The Associated Press reported that the FBI operates a fleet of undercover planes shielded by fake company names that flew surveillance over at least 30 cities in 11 states during a 30-day period.  They’re equipped with video cameras and sometimes equipment to gather cell phone area.

The FBI says the flights target suspected criminals and that, in most cases, a warrant is not necessary.

Jack Gillum is one of the reporters at the Associated Press on the story.

Describe the secret fleet that you guys wrote about.

JACK GILLUM, Associated Press:  Well, most often, if you were going to look up a tail number — that is the number that is emblazoned on the back of the plane — you might go to the FAA’s database of that aircraft.  Sometimes, it might say it belongs to Jack Gillum or a corporation, maybe Google, Microsoft, a corporate jet of sorts, but all of these aircraft belong to these sort of strange-looking companies, M.G. Research being one of them, a mix of letters, sometimes the word research, sometimes other names, that all trace back to a bunch of P.O. Boxes.

Now, this came to light after this aircraft was spotted and reported by The Washington Post in early May during some civil unrest following the death of Freddie Gray in Baltimore.  Now, what we found is we wanted to look and see, are there are more aircraft like this, and started digging through FAA records and other air flight radar patterns to see just the full scope of this operation.

GWEN IFILL:  So, let’s go back to this idea of dummy corporations.  What’s the point of shielding the owners of these planes?

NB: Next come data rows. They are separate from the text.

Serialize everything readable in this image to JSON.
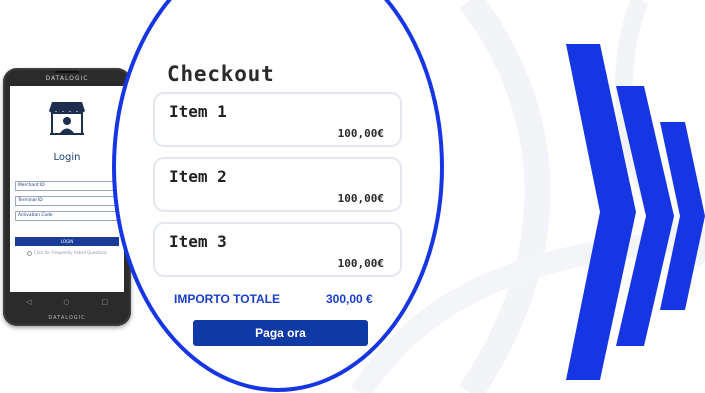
{
  "colors": {
    "accent_blue": "#1736e3",
    "button_blue": "#0f3aa6",
    "total_blue": "#1a3fc7",
    "card_border": "#e3e7f0"
  },
  "phone": {
    "brand_top": "DATALOGIC",
    "brand_bottom": "DATALOGIC",
    "icon": "shop-user-icon",
    "login_title": "Login",
    "fields": [
      {
        "label": "Merchant ID"
      },
      {
        "label": "Terminal ID"
      },
      {
        "label": "Activation Code"
      }
    ],
    "login_button": "LOGIN",
    "faq_link": "Click for Frequently Asked Questions",
    "nav": {
      "back": "◁",
      "home": "○",
      "recent": "□"
    }
  },
  "checkout": {
    "title": "Checkout",
    "items": [
      {
        "name": "Item 1",
        "price": "100,00€"
      },
      {
        "name": "Item 2",
        "price": "100,00€"
      },
      {
        "name": "Item 3",
        "price": "100,00€"
      }
    ],
    "total_label": "IMPORTO TOTALE",
    "total_value": "300,00 €",
    "pay_button": "Paga ora"
  },
  "decor": {
    "chevrons_icon": "triple-chevron-right-icon"
  }
}
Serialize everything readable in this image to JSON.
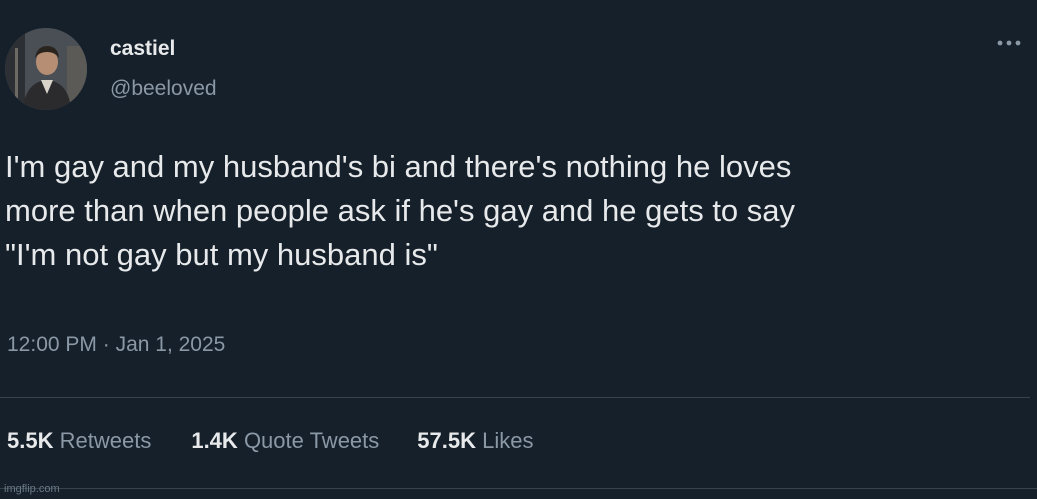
{
  "author": {
    "display_name": "castiel",
    "handle": "@beeloved"
  },
  "tweet": {
    "text": "I'm gay and my husband's bi and there's nothing he loves\nmore than when people ask if he's gay and he gets to say\n\"I'm not gay but my husband is\""
  },
  "meta": {
    "time": "12:00 PM",
    "separator": "·",
    "date": "Jan 1, 2025"
  },
  "stats": {
    "retweets": {
      "count": "5.5K",
      "label": "Retweets"
    },
    "quote_tweets": {
      "count": "1.4K",
      "label": "Quote Tweets"
    },
    "likes": {
      "count": "57.5K",
      "label": "Likes"
    }
  },
  "watermark": "imgflip.com",
  "colors": {
    "background": "#15202b",
    "text_primary": "#e7e9ea",
    "text_secondary": "#8b98a5",
    "divider": "#38444d"
  },
  "icons": {
    "more": "more-horizontal-icon"
  }
}
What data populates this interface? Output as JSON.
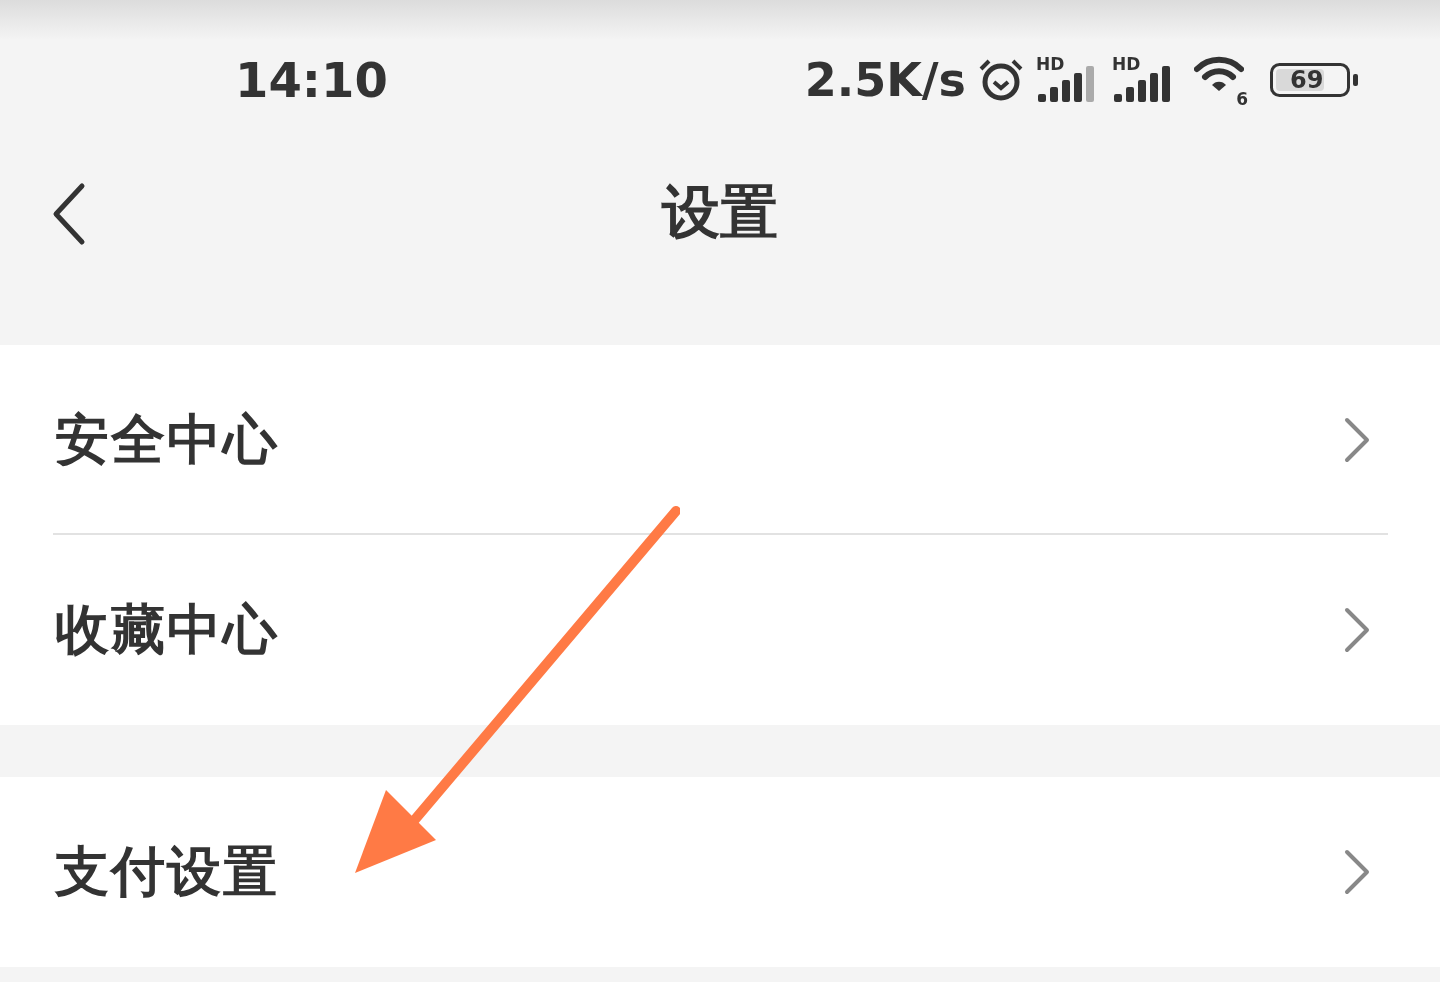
{
  "status_bar": {
    "time": "14:10",
    "speed": "2.5K/s",
    "sim_labels": [
      "HD",
      "HD"
    ],
    "wifi_label": "6",
    "battery": "69"
  },
  "header": {
    "title": "设置"
  },
  "groups": [
    {
      "items": [
        {
          "label": "安全中心"
        },
        {
          "label": "收藏中心"
        }
      ]
    },
    {
      "items": [
        {
          "label": "支付设置"
        }
      ]
    }
  ]
}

JACK GILLUM:  The FBI says that when they want to do this sort of fictitious company, it’s that they don’t want to give criminals on the ground a heads-up that when they look at the sky above they’re going to see a plane that belongs to the FBI or to the U.S. government.

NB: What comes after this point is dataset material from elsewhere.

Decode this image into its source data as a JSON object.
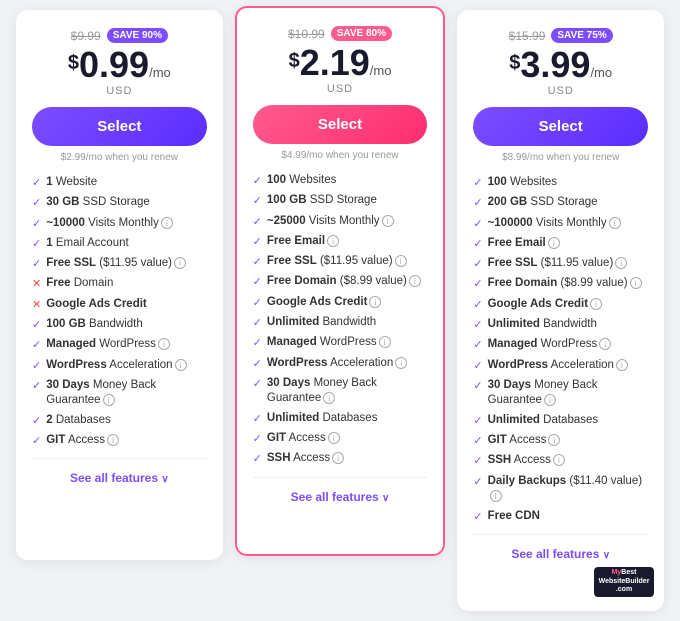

They also say that they want to keep operational security.  So if you have — if know that it’s an FBI plane, you know where it takes off and lands, you might be able to sabotage it.  Now, that doesn’t really sit well in the minds of a lot of people for whom these planes are circling above overhead, and sometimes they get very concerned, even calling 911, asking who is this guy above my house and what is he doing?